28. To account for such lifecycle events a trust would have to build up a
prepayment reflecting the planned lifecycle cost. This reflects Project
Co building up a lifecycle reserve. When the lifecycle event occurs the
prepayment would be credited with the value of the lifecycle event and
the asset recognised at its fair value and subsequently accounted for in
the same way as other assets of its type. The prepayment will be built
up reflecting the planned and contractually committed cost of the
lifecycle programme such that material variations form this reflecting
the Project Co risk are separately identified as reserve balances and/or
the prepayment carrying value compared with that planned..
29. Each year’s prepayment accrued relating to lifecycle is subtracted from
that year’s unitary payment and hence the service payment is
separated from the infrastructure related payments.
30. Aside from the additional accounting entries and estimates the latter
method would require, there are questions around what happens to the
prepayment when planned lifecycle does not occur as scheduled.

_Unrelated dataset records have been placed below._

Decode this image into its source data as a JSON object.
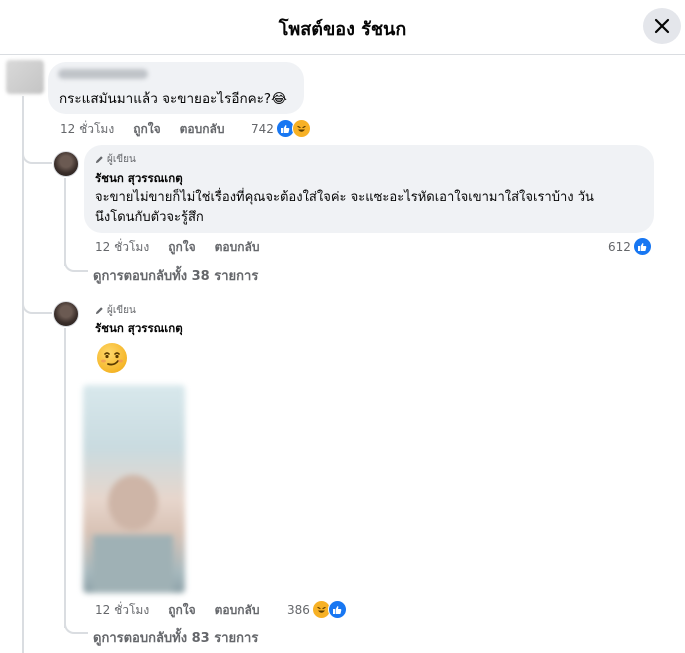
{
  "header": {
    "title": "โพสต์ของ รัชนก",
    "close_icon": "close-icon"
  },
  "comments": [
    {
      "author_name": "",
      "text": "กระแสมันมาแล้ว จะขายอะไรอีกคะ?😂",
      "time": "12 ชั่วโมง",
      "like_label": "ถูกใจ",
      "reply_label": "ตอบกลับ",
      "reaction_count": "742",
      "reaction_icons": [
        "like-icon",
        "haha-icon"
      ]
    }
  ],
  "replies": [
    {
      "author_badge": "ผู้เขียน",
      "author_name": "รัชนก สุวรรณเกตุ",
      "text_line1": "จะขายไม่ขายก็ไม่ใช่เรื่องที่คุณจะต้องใส่ใจค่ะ จะแซะอะไรหัดเอาใจเขามาใส่ใจเราบ้าง วัน",
      "text_line2": "นึงโดนกับตัวจะรู้สึก",
      "time": "12 ชั่วโมง",
      "like_label": "ถูกใจ",
      "reply_label": "ตอบกลับ",
      "reaction_count": "612",
      "reaction_icons": [
        "like-icon"
      ],
      "view_replies": "ดูการตอบกลับทั้ง 38 รายการ"
    },
    {
      "author_badge": "ผู้เขียน",
      "author_name": "รัชนก สุวรรณเกตุ",
      "sticker": "smirk-emoji",
      "attachment": "blurred-photo",
      "time": "12 ชั่วโมง",
      "like_label": "ถูกใจ",
      "reply_label": "ตอบกลับ",
      "reaction_count": "386",
      "reaction_icons": [
        "haha-icon",
        "like-icon"
      ],
      "view_replies": "ดูการตอบกลับทั้ง 83 รายการ"
    }
  ],
  "colors": {
    "accent": "#1877f2",
    "bubble": "#f0f2f5",
    "meta_text": "#65676b",
    "haha": "#f7b125"
  }
}
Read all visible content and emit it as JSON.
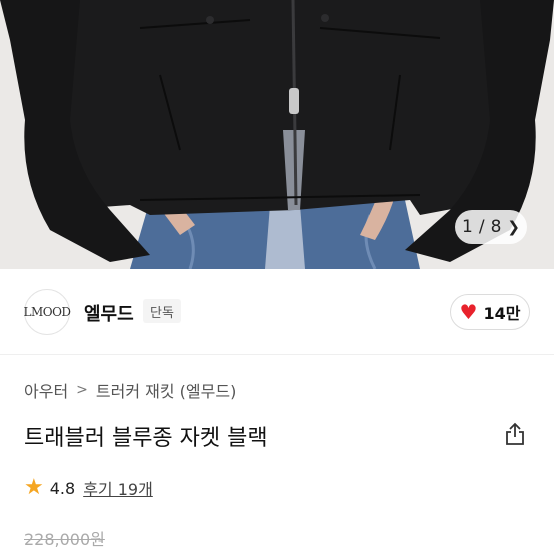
{
  "gallery": {
    "current": "1",
    "separator": "/",
    "total": "8"
  },
  "brand": {
    "logo_text": "LMOOD",
    "name": "엘무드",
    "badge": "단독"
  },
  "like": {
    "count": "14만"
  },
  "breadcrumb": {
    "items": [
      "아우터",
      "트러커 재킷 (엘무드)"
    ]
  },
  "product": {
    "title": "트래블러 블루종 자켓 블랙",
    "rating": "4.8",
    "reviews_label": "후기 19개",
    "original_price": "228,000원"
  },
  "colors": {
    "jacket": "#1b1b1c",
    "denim": "#4d6d99",
    "heart": "#e8222c",
    "star": "#f5a623"
  }
}
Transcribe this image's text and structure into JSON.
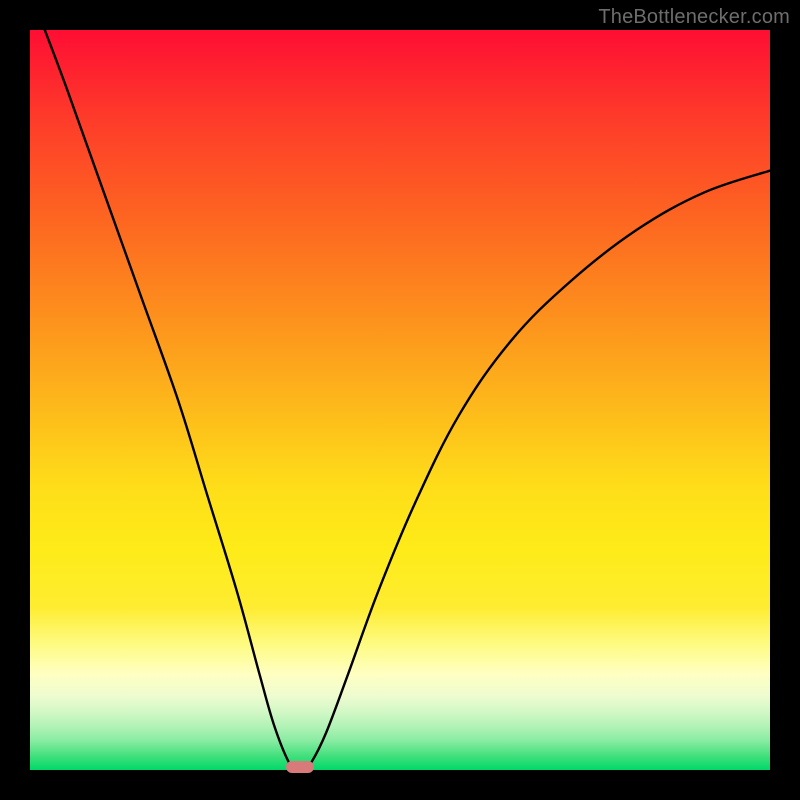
{
  "attribution": "TheBottlenecker.com",
  "colors": {
    "frame": "#000000",
    "curve": "#000000",
    "marker": "#d87a79",
    "gradient_stops": [
      {
        "pct": 0,
        "hex": "#fe0e33"
      },
      {
        "pct": 12,
        "hex": "#fe3b2a"
      },
      {
        "pct": 25,
        "hex": "#fd6421"
      },
      {
        "pct": 38,
        "hex": "#fd8e1d"
      },
      {
        "pct": 50,
        "hex": "#fdb61b"
      },
      {
        "pct": 62,
        "hex": "#fede19"
      },
      {
        "pct": 70,
        "hex": "#feeb18"
      },
      {
        "pct": 78,
        "hex": "#feec31"
      },
      {
        "pct": 83,
        "hex": "#fefb82"
      },
      {
        "pct": 87,
        "hex": "#ffffc1"
      },
      {
        "pct": 90,
        "hex": "#eefcd0"
      },
      {
        "pct": 92,
        "hex": "#d4f8c7"
      },
      {
        "pct": 94,
        "hex": "#b3f3b7"
      },
      {
        "pct": 96,
        "hex": "#8aeca2"
      },
      {
        "pct": 98,
        "hex": "#46e07e"
      },
      {
        "pct": 100,
        "hex": "#00d968"
      }
    ]
  },
  "chart_data": {
    "type": "line",
    "title": "",
    "xlabel": "",
    "ylabel": "",
    "xlim": [
      0,
      100
    ],
    "ylim": [
      0,
      100
    ],
    "grid": false,
    "x": [
      2,
      5,
      10,
      15,
      20,
      24,
      28,
      31,
      33,
      35,
      36,
      37,
      38,
      40,
      43,
      47,
      52,
      58,
      65,
      73,
      82,
      91,
      100
    ],
    "values": [
      100,
      92,
      78,
      64,
      50,
      37,
      24,
      13,
      6,
      1,
      0.2,
      0.1,
      1,
      5,
      13,
      24,
      36,
      48,
      58,
      66,
      73,
      78,
      81
    ],
    "minimum_marker": {
      "x": 36.5,
      "y": 0.4
    }
  }
}
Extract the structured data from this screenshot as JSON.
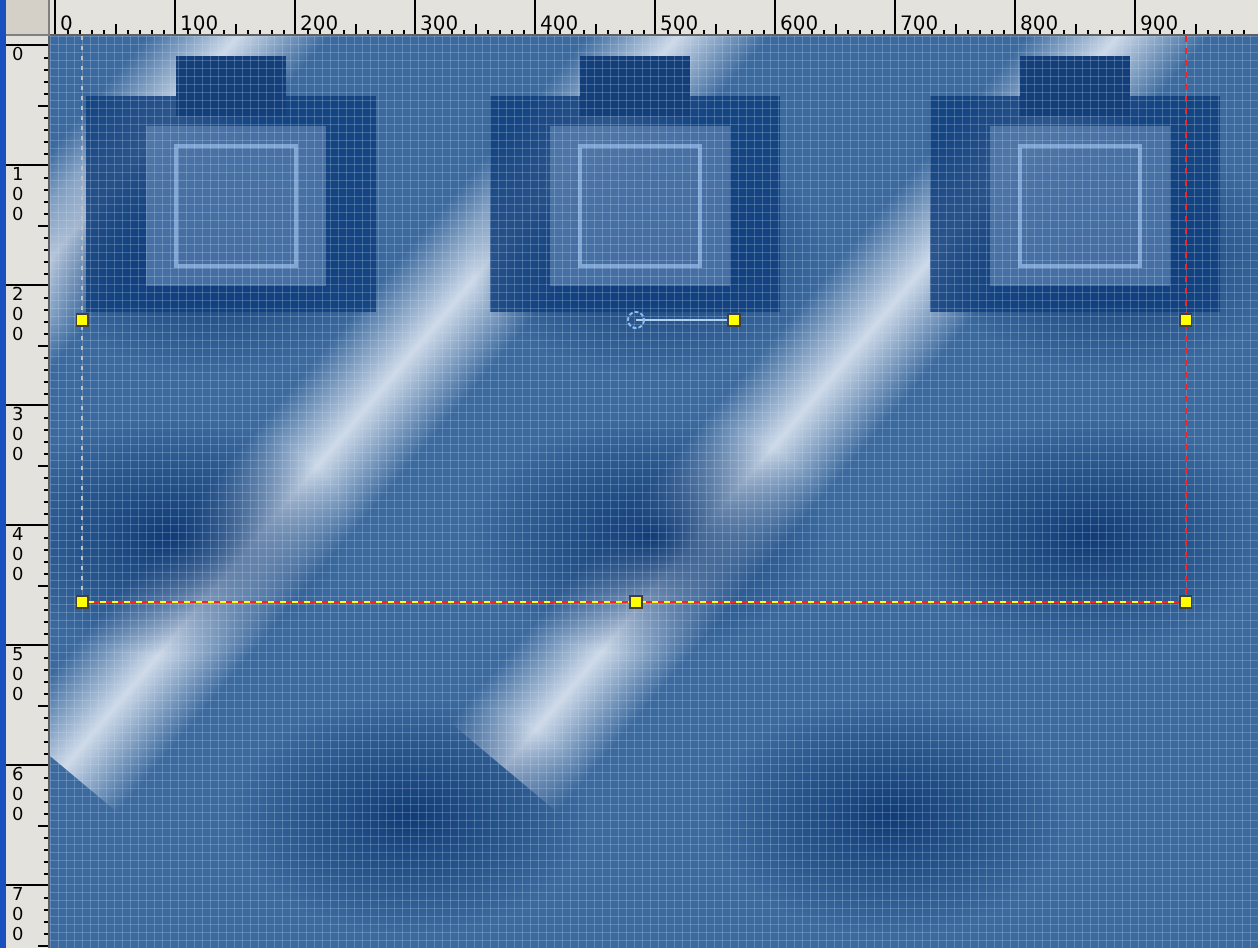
{
  "rulers": {
    "horizontal": [
      "0",
      "100",
      "200",
      "300",
      "400",
      "500",
      "600",
      "700",
      "800",
      "900"
    ],
    "vertical": [
      "0",
      "100",
      "200",
      "300",
      "400",
      "500",
      "600",
      "700"
    ]
  }
}
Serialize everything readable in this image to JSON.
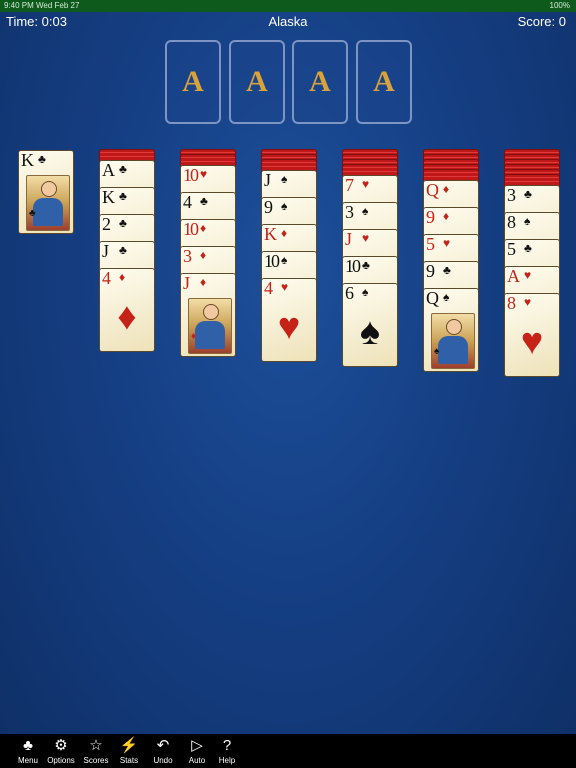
{
  "status": {
    "time": "9:40 PM  Wed Feb 27",
    "battery": "100%"
  },
  "header": {
    "time": "Time: 0:03",
    "title": "Alaska",
    "score": "Score: 0"
  },
  "foundations": [
    "A",
    "A",
    "A",
    "A"
  ],
  "stock": {
    "rank": "K",
    "suit": "♣",
    "color": "blk",
    "court": true
  },
  "columns": [
    {
      "backs": 1,
      "cards": [
        {
          "rank": "A",
          "suit": "♣",
          "color": "blk"
        },
        {
          "rank": "K",
          "suit": "♣",
          "color": "blk"
        },
        {
          "rank": "2",
          "suit": "♣",
          "color": "blk"
        },
        {
          "rank": "J",
          "suit": "♣",
          "color": "blk"
        },
        {
          "rank": "4",
          "suit": "♦",
          "color": "red"
        }
      ]
    },
    {
      "backs": 2,
      "cards": [
        {
          "rank": "10",
          "suit": "♥",
          "color": "red"
        },
        {
          "rank": "4",
          "suit": "♣",
          "color": "blk"
        },
        {
          "rank": "10",
          "suit": "♦",
          "color": "red"
        },
        {
          "rank": "3",
          "suit": "♦",
          "color": "red"
        },
        {
          "rank": "J",
          "suit": "♦",
          "color": "red",
          "court": true
        }
      ]
    },
    {
      "backs": 3,
      "cards": [
        {
          "rank": "J",
          "suit": "♠",
          "color": "blk"
        },
        {
          "rank": "9",
          "suit": "♠",
          "color": "blk"
        },
        {
          "rank": "K",
          "suit": "♦",
          "color": "red"
        },
        {
          "rank": "10",
          "suit": "♠",
          "color": "blk"
        },
        {
          "rank": "4",
          "suit": "♥",
          "color": "red"
        }
      ]
    },
    {
      "backs": 4,
      "cards": [
        {
          "rank": "7",
          "suit": "♥",
          "color": "red"
        },
        {
          "rank": "3",
          "suit": "♠",
          "color": "blk"
        },
        {
          "rank": "J",
          "suit": "♥",
          "color": "red"
        },
        {
          "rank": "10",
          "suit": "♣",
          "color": "blk"
        },
        {
          "rank": "6",
          "suit": "♠",
          "color": "blk"
        }
      ]
    },
    {
      "backs": 5,
      "cards": [
        {
          "rank": "Q",
          "suit": "♦",
          "color": "red"
        },
        {
          "rank": "9",
          "suit": "♦",
          "color": "red"
        },
        {
          "rank": "5",
          "suit": "♥",
          "color": "red"
        },
        {
          "rank": "9",
          "suit": "♣",
          "color": "blk"
        },
        {
          "rank": "Q",
          "suit": "♠",
          "color": "blk",
          "court": true
        }
      ]
    },
    {
      "backs": 6,
      "cards": [
        {
          "rank": "3",
          "suit": "♣",
          "color": "blk"
        },
        {
          "rank": "8",
          "suit": "♠",
          "color": "blk"
        },
        {
          "rank": "5",
          "suit": "♣",
          "color": "blk"
        },
        {
          "rank": "A",
          "suit": "♥",
          "color": "red"
        },
        {
          "rank": "8",
          "suit": "♥",
          "color": "red"
        }
      ]
    }
  ],
  "toolbar": [
    {
      "label": "Menu",
      "icon": "menu-icon",
      "glyph": "♣"
    },
    {
      "label": "Options",
      "icon": "gear-icon",
      "glyph": "⚙"
    },
    {
      "label": "Scores",
      "icon": "star-icon",
      "glyph": "☆"
    },
    {
      "label": "Stats",
      "icon": "chart-icon",
      "glyph": "⚡"
    },
    {
      "label": "Undo",
      "icon": "undo-icon",
      "glyph": "↶"
    },
    {
      "label": "Auto",
      "icon": "fast-forward-icon",
      "glyph": "▷"
    },
    {
      "label": "Help",
      "icon": "question-icon",
      "glyph": "?"
    }
  ]
}
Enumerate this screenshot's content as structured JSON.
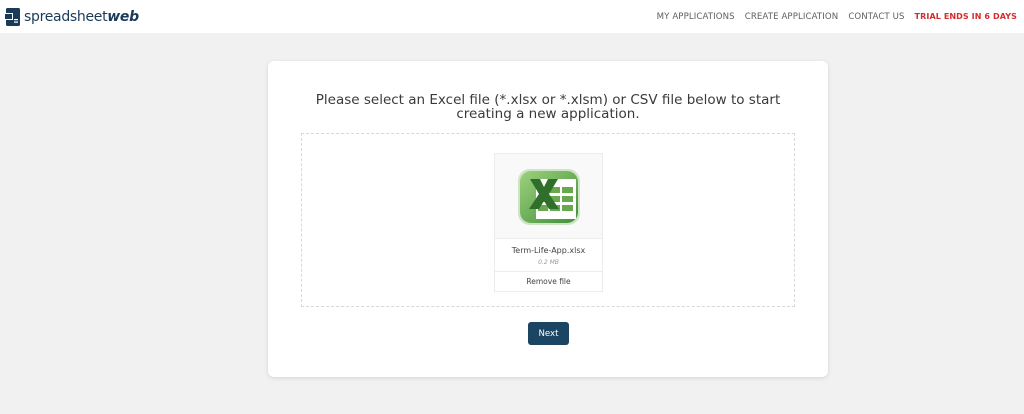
{
  "brand": {
    "name_part1": "spreadsheet",
    "name_part2": "web",
    "color": "#1b3a5a"
  },
  "nav": {
    "items": [
      {
        "label": "MY APPLICATIONS"
      },
      {
        "label": "CREATE APPLICATION"
      },
      {
        "label": "CONTACT US"
      }
    ],
    "trial_label": "TRIAL ENDS IN 6 DAYS",
    "trial_color": "#d42d2d"
  },
  "main": {
    "prompt": "Please select an Excel file (*.xlsx or *.xlsm) or CSV file below to start creating a new application.",
    "file": {
      "icon": "excel-file-icon",
      "name": "Term-Life-App.xlsx",
      "size": "0.2 MB",
      "remove_label": "Remove file"
    },
    "next_label": "Next",
    "button_color": "#1c4463"
  }
}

31. In considering the most appropriate method, apart from materiality,
NHS bodies should bear in mind the amount of work and estimation
involved and the ultimate benefit that would be derived to the reader by
his/her enhanced understanding of the accounts. Any approach that is
proposed needs to be agreed with external auditors.
32. Where a lifecycle event is revenue in nature the cost should be
expensed as incurred.
Lift Update
33. Draft guidance, ‘Accounting for NHS LIFT under IFRS’, has been
developed by the Department of Health and is currently out for
consultation. It is hoped that the guidance can be issued to the NHS in
due course once the consultation period has ended.